Tawakkol Karman: Nobody’s Pawn

TKThe lady speaks her mind and would appreciate an opportunity to do so without getting harassed – or silenced – in the process. Tawakkol Karman, who shared the 2011 Nobel Peace Prize with two Liberian peace activists, is one of the many faces that marked the Arab Spring. Though the popular movement may have fizzled out, it did leave an indelible imprint behind.

Mrs Karman steadfastly refuses to be classified or boxed-in. Though an active member of Al-Islah – the Yemeni branch of the Muslim Brotherhood – she declines to speak on behalf of the party and, pointedly, does not endorse its more extreme positions. She also opposes any kind of Islam-inspired revolution: “The ousting of President Ali Abdullah Saleh in 2012 was not meant to solve political issues. The aim was to address societal problems.”

Bringing a whiff of pragmatism to Yemen’s often tumultuous political scene, Mrs Karman deplores the continued interventions by a host of foreign powers that destabilise the country and do little or nothing to address the plight its population. She has repeatedly called on the US government to end its drone strikes, arguing that the policy not only violates Yemeni sovereignty and international law, but also swells the ranks of terrorist groups such as Al-Qaeda.

Mrs Karman has devoted much of her energy to furthering the cause of Arab women in Yemen and elsewhere. She has drawn worldwide attention to the malnutrition suffered by many Yemeni girls, as boys are habitually awarded priority access to whatever little food may be on the table, and is an advocate for a ban on child marriages.

She shed the traditional niqab and now sports colourful hijabs instead, arguing that Yemeni women should stop seeing and feeling themselves as part of the problem, and dare become part of the solution: “We have been marginalised for far too long and need not ask anybody’s permission to stand up and become active members of society.”

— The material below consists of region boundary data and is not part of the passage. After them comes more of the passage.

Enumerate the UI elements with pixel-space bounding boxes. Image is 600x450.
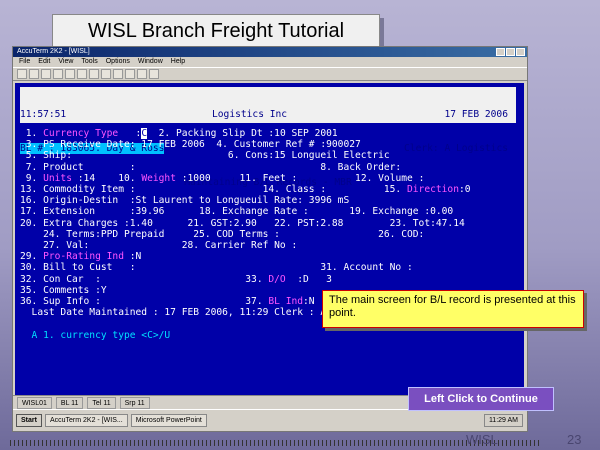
field-row-9: 9. Units :14 10. Weight :1000 11. Feet :… xyxy=(20,172,425,184)
field-row-17: 17. Extension :39.96 18. Exchange Rate :… xyxy=(20,206,454,218)
terminal-date: 17 FEB 2006 xyxy=(444,109,508,121)
units-label: Units xyxy=(43,172,72,184)
copy-icon[interactable] xyxy=(77,69,87,79)
bl-ind-label: BL Ind xyxy=(268,296,304,307)
maximize-icon[interactable] xyxy=(506,48,515,56)
pro-rating-value: :N xyxy=(123,251,142,263)
menu-window[interactable]: Window xyxy=(138,57,163,67)
help-icon[interactable] xyxy=(149,69,159,79)
direction-value: :0 xyxy=(458,184,471,195)
connect-icon[interactable] xyxy=(125,69,135,79)
taskbar-item[interactable]: AccuTerm 2K2 - [WIS... xyxy=(44,414,128,427)
units-value: :14 xyxy=(72,172,96,184)
currency-type-label: Currency Type xyxy=(43,128,119,139)
packing-slip-date: 2. Packing Slip Dt :10 SEP 2001 xyxy=(158,128,338,139)
terminal-header: 11:57:51 Logistics Inc 17 FEB 2006 BL # : … xyxy=(20,87,516,188)
field-row-16: 16. Origin-Destin :St Laurent to Longueu… xyxy=(20,195,350,207)
terminal-window: AccuTerm 2K2 - [WISL] File Edit View Too… xyxy=(12,46,528,432)
clerk-name: Clerk: A Logistics xyxy=(404,143,508,154)
weight-label: Weight xyxy=(141,172,176,184)
taskbar: Start AccuTerm 2K2 - [WIS... Microsoft P… xyxy=(13,409,527,431)
field-row-24: 24. Terms:PPD Prepaid 25. COD Terms : 26… xyxy=(20,228,425,240)
taskbar-item[interactable]: Microsoft PowerPoint xyxy=(130,414,207,427)
menu-file[interactable]: File xyxy=(19,57,30,67)
save-icon[interactable] xyxy=(41,69,51,79)
slide-footer: WISL 23 xyxy=(0,432,600,450)
start-button[interactable]: Start xyxy=(16,414,42,427)
field-row-20: 20. Extra Charges :1.40 21. GST:2.90 22.… xyxy=(20,217,465,229)
status-item: WISL01 xyxy=(17,397,52,409)
menu-bar: File Edit View Tools Options Window Help xyxy=(13,57,527,67)
prompt-line: A 1. currency type <C>/U xyxy=(20,329,171,341)
menu-view[interactable]: View xyxy=(58,57,73,67)
field-row-1: 1. Currency Type :C 2. Packing Slip Dt :… xyxy=(20,128,338,139)
callout-note: The main screen for B/L record is presen… xyxy=(322,290,584,328)
weight-value: :1000 xyxy=(175,172,211,184)
do-label: D/O xyxy=(268,273,286,285)
decorative-bar xyxy=(10,440,540,446)
menu-options[interactable]: Options xyxy=(106,57,130,67)
close-icon[interactable] xyxy=(516,48,525,56)
open-icon[interactable] xyxy=(29,69,39,79)
field-row-32: 32. Con Car : 33. D/O :D 3 xyxy=(20,273,332,285)
field-row-7: 7. Product : 8. Back Order: xyxy=(20,161,402,173)
paste-icon[interactable] xyxy=(89,69,99,79)
print-icon[interactable] xyxy=(53,69,63,79)
do-value: :D 3 xyxy=(285,273,332,285)
pro-rating-label: Pro-Rating Ind xyxy=(43,251,124,263)
taskbar-clock: 11:29 AM xyxy=(483,414,523,427)
footer-brand: WISL xyxy=(466,432,498,447)
company-name: Logistics Inc xyxy=(212,109,288,121)
field-row-35: 35. Comments :Y xyxy=(20,284,107,296)
terminal-screen[interactable]: 11:57:51 Logistics Inc 17 FEB 2006 BL # : … xyxy=(15,83,524,395)
status-item: Srp 11 xyxy=(119,397,150,409)
disconnect-icon[interactable] xyxy=(137,69,147,79)
page-number: 23 xyxy=(567,432,582,447)
field-row-29: 29. Pro-Rating Ind :N xyxy=(20,251,142,263)
field-row-3: 3. PS Receive Date: 17 FEB 2006 4. Custo… xyxy=(20,139,361,151)
direction-label: Direction xyxy=(407,184,459,195)
field-row-13: 13. Commodity Item : 14. Class : 15. Dir… xyxy=(20,184,471,195)
settings-icon[interactable] xyxy=(113,69,123,79)
bl-ind-value: :N xyxy=(303,296,315,307)
menu-edit[interactable]: Edit xyxy=(38,57,50,67)
field-row-36: 36. Sup Info : 37. BL Ind:N xyxy=(20,296,315,307)
field-row-30: 30. Bill to Cust : 31. Account No : xyxy=(20,262,413,274)
continue-button[interactable]: Left Click to Continue xyxy=(408,387,554,411)
field-row-5: 5. Ship: 6. Cons:15 Longueil Electric xyxy=(20,150,390,162)
field-row-27: 27. Val: 28. Carrier Ref No : xyxy=(20,240,298,251)
terminal-time: 11:57:51 xyxy=(20,109,67,121)
menu-tools[interactable]: Tools xyxy=(81,57,97,67)
window-title: AccuTerm 2K2 - [WISL] xyxy=(17,48,90,55)
status-item: BL 11 xyxy=(55,397,84,409)
slide-title: WISL Branch Freight Tutorial xyxy=(52,14,380,48)
minimize-icon[interactable] xyxy=(496,48,505,56)
find-icon[interactable] xyxy=(101,69,111,79)
cut-icon[interactable] xyxy=(65,69,75,79)
status-item: Tel 11 xyxy=(87,397,116,409)
toolbar xyxy=(13,67,527,81)
new-icon[interactable] xyxy=(17,69,27,79)
menu-help[interactable]: Help xyxy=(171,57,185,67)
window-titlebar: AccuTerm 2K2 - [WISL] xyxy=(13,47,527,57)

More recently, Mrs Karman has accused disgraced former President Saleh of being in cahoots with the Iran-backed Houthi (Ansar Allah) rebels who have long dominated the northern governorates and last February forced the constitutional government of President Abd Rabbuh Mansour Hadi to vacate the capital Sana’a and move to Aden in the south of the country.

When the insurgents marched south in hot pursuit, President Hadi had to flee the country by sea. Egypt and neighbouring Saudi Arabia, already annoyed by the Shi’ite presence along its southern border, unleashed yet another storm on the Arab Peninsula; building up an intervention force and sending in bombers to rain destruction from the sky.

Recent developments have thus confirmed Mrs Karman’s worst fears: domestic strife, fuelled by outside interest, denies Yemen society the opportunity to set a national agenda suited to its aspirations. “Injustice is exploding while opportunities for a good life are coming to an end.”

Leading the Women Journalists without Chains group, Mrs Karman continues to rally against the violation of her country. She recently asked the Emir of Qatar, Sheikh Tamim bin Hamad Al Thani, for help in setting up an independent radio and television station for Yemen to enable a new generation of female reporters to receive training and offer a counterweight to male-dominated official media outlets.

After meeting Turkish Foreign Minister Mevlut Cavusoglu in Ankara just days after the start of the Egypt / Saudi offensive against the Houthi rebels, Mrs Karman delivered a passionate plea for help, stating that the Yemeni people deserve deliverance from the Shi’ite militias that have overrun the country. “While I encourage the Houthi to remain active as a political party, they cannot be allowed to hijack the nation.”